One mistake we make during this period of wrenching transition Lichter calls the third-person effect. It is the assumption that only we are smart enough to recognize the danger posed by the fuzzing of the objective and subjective. Everyone else is at risk.

The other mistake, Lichter says, is assuming that some hybrid must inevitably crush straightforward journalism. Along with the niches where scabrous rumors settle, there are publications like The Economist, academic blogs and venues like Poynter's Romenesko, where the end of journalism as we know it is shared in excruciating detail by more people than could ever have been imagined in the golden age.

Newspapers still count their collective circulations in the dozens of millions. Olbermann is considered a phenomenon for adding a couple hundred thousand viewers.

For now, "Countdown's" impact can only be measured within the confines of cable television, because there is so far no evidence to suggest that programming with strong opinions can survive the coopting pressure of a mass audience, says Tom Rosenstiel, director of the Project for Excellence in Journalism.

As hot as Olbermann is, his message has not conquered Middle America. Neither TVNewser nor the Pew Research Center for the People & the Press has broken down the Nielsen numbers to see where "Countdown" is most popular. But a LexisNexis search pairing the name Keith Olbermann with each of the five states that delivered the biggest margin of victory to George W. Bush in 2004--Idaho, Indiana, Kansas, Nebraska and Utah--produced not a single locally written story about his show.

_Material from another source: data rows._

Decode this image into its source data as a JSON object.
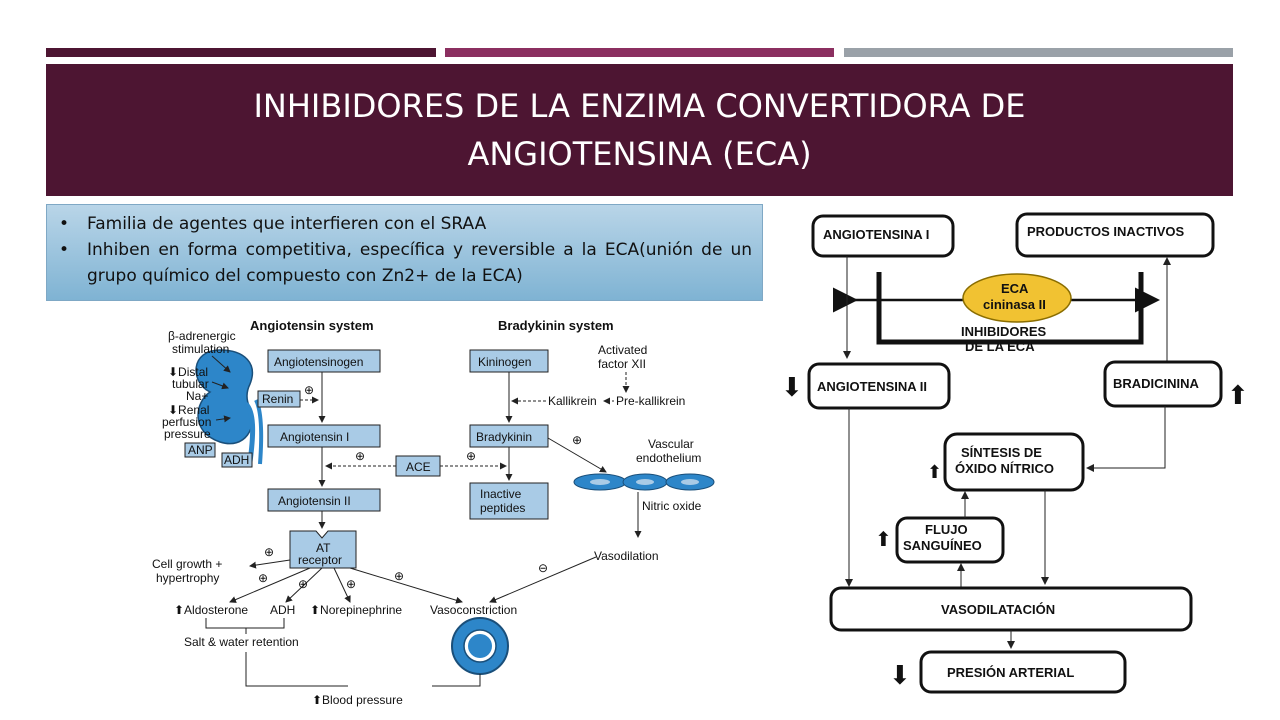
{
  "colors": {
    "bar1": "#4d1532",
    "bar2": "#8b2f60",
    "bar3": "#9aa1a8",
    "title_bg": "#4d1532",
    "kidney": "#2d86c9",
    "box_fill": "#a9cbe6"
  },
  "title": "INHIBIDORES DE LA ENZIMA CONVERTIDORA DE ANGIOTENSINA (ECA)",
  "bullets": [
    "Familia de agentes que interfieren con el SRAA",
    "Inhiben en forma competitiva, específica y reversible a la ECA(unión de un grupo químico del compuesto con Zn2+ de la ECA)"
  ],
  "left_diagram": {
    "angiotensin_heading": "Angiotensin system",
    "bradykinin_heading": "Bradykinin system",
    "beta1": "β-adrenergic",
    "beta2": "stimulation",
    "distal1": "⬇Distal",
    "distal2": "tubular",
    "distal3": "Na+",
    "renal1": "⬇Renal",
    "renal2": "perfusion",
    "renal3": "pressure",
    "anp": "ANP",
    "adh_box": "ADH",
    "renin": "Renin",
    "angiotensinogen": "Angiotensinogen",
    "angiotensin1": "Angiotensin I",
    "angiotensin2": "Angiotensin II",
    "ace": "ACE",
    "at1": "AT",
    "at2": "receptor",
    "kininogen": "Kininogen",
    "factor1": "Activated",
    "factor2": "factor XII",
    "kallikrein": "Kallikrein",
    "prekallikrein": "Pre-kallikrein",
    "bradykinin": "Bradykinin",
    "inactive1": "Inactive",
    "inactive2": "peptides",
    "vascular1": "Vascular",
    "vascular2": "endothelium",
    "nitric": "Nitric oxide",
    "vasodilation": "Vasodilation",
    "cell1": "Cell growth +",
    "cell2": "hypertrophy",
    "aldosterone": "⬆Aldosterone",
    "adh": "ADH",
    "norepinephrine": "⬆Norepinephrine",
    "vasoconstriction": "Vasoconstriction",
    "salt": "Salt & water retention",
    "bp": "⬆Blood pressure",
    "plus": "⊕",
    "minus": "⊖"
  },
  "right_diagram": {
    "angiotensina1": "ANGIOTENSINA I",
    "productos": "PRODUCTOS INACTIVOS",
    "eca1": "ECA",
    "eca2": "cininasa  II",
    "inhib1": "INHIBIDORES",
    "inhib2": "DE LA ECA",
    "angiotensina2": "ANGIOTENSINA II",
    "bradicinina": "BRADICININA",
    "sintesis1": "SÍNTESIS DE",
    "sintesis2": "ÓXIDO NÍTRICO",
    "flujo1": "FLUJO",
    "flujo2": "SANGUÍNEO",
    "vasodilatacion": "VASODILATACIÓN",
    "presion": "PRESIÓN ARTERIAL",
    "down_arrow": "⬇",
    "up_arrow": "⬆"
  }
}
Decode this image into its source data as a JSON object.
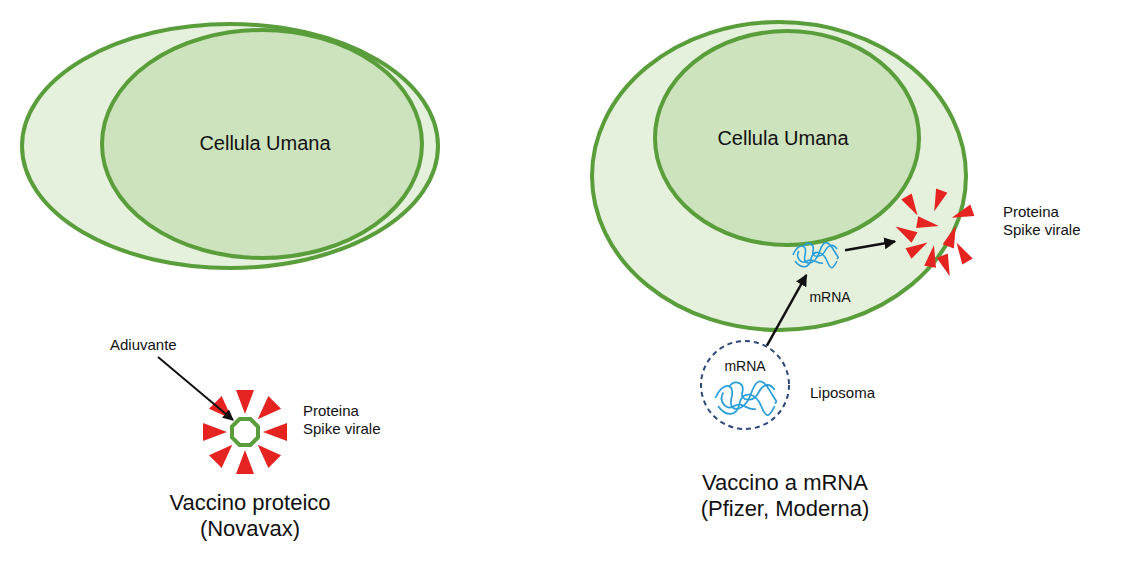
{
  "diagram": {
    "nodes": [
      {
        "text": [
          "Cellula Umana"
        ]
      },
      {
        "text": [
          "Cellula Umana"
        ]
      },
      {
        "text": [
          "mRNA"
        ],
        "in": 1
      },
      {
        "text": [
          "Proteina Spike virale"
        ]
      },
      {
        "text": [
          "mRNA",
          "Liposoma"
        ]
      },
      {
        "text": [
          "Proteina Spike virale"
        ]
      }
    ],
    "edges": [
      {
        "from": 4,
        "to": 2,
        "arrow": "to"
      },
      {
        "from": 2,
        "to": 3,
        "arrow": "to"
      }
    ],
    "labels": [
      "Adiuvante",
      "Vaccino proteico (Novavax)",
      "Vaccino a mRNA (Pfizer, Moderna)"
    ]
  }
}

Glenn Garvin, television writer for the Miami Herald, says most of America isn't paying attention. "Olbermann is a media cause célèbre and a popular flop," Garvin wrote in an e-mail interview. "To me, he's simply the flip side of Bill O'Reilly, a guy rewriting the wires and sprinkling it with random political rants, better gag lines, but a more predictable point of view."

Further defying the notion of a full-fledged youth revolution is the matter of the age of "Countdown's" audience. MSNBC has made much of Olbermann's pull with younger viewers. Among the ratings coups last year was "Countdown" moving past CNN into second place among the cable news networks for viewers age 25 to 54. Its own research, however, shows the median age of the "Countdown" viewer at 59. If nothing else, the numbers show just how tiny the younger audience is for even the hippest cable television news.

What no one can account for is what happens when the war in Iraq, around which Olbermann has wrapped his show, comes to an end, says David Folkenflik, who covers the media for National Public Radio. "Olbermann," he says, "is in danger of hitting the same note over and over again."

Even Stelter, who is a fan, says, "His show survives on two topics, Bush and the war in Iraq. I can't imagine he'd last for more than a few years doing what he's doing."

For MSNBC the issue right now isn't whether Olbermann is saving journalism or changing cable television. He has already done something that no one has ever been able to do at the network: provide a personality around which to build a future. Phil Griffin says he isn't sure how that accomplishment translates at his own network, much less in the world beyond cable.

"We're not out there looking for Keith Olbermann II," Griffin says without hesitation. "It ain't gonna happen. It's too unique. It can't be done without Keith."

But is network news ready for a Keith Olbermann? This time Griffin pauses for a long while. "Come back to me in five years. The world is changing fast."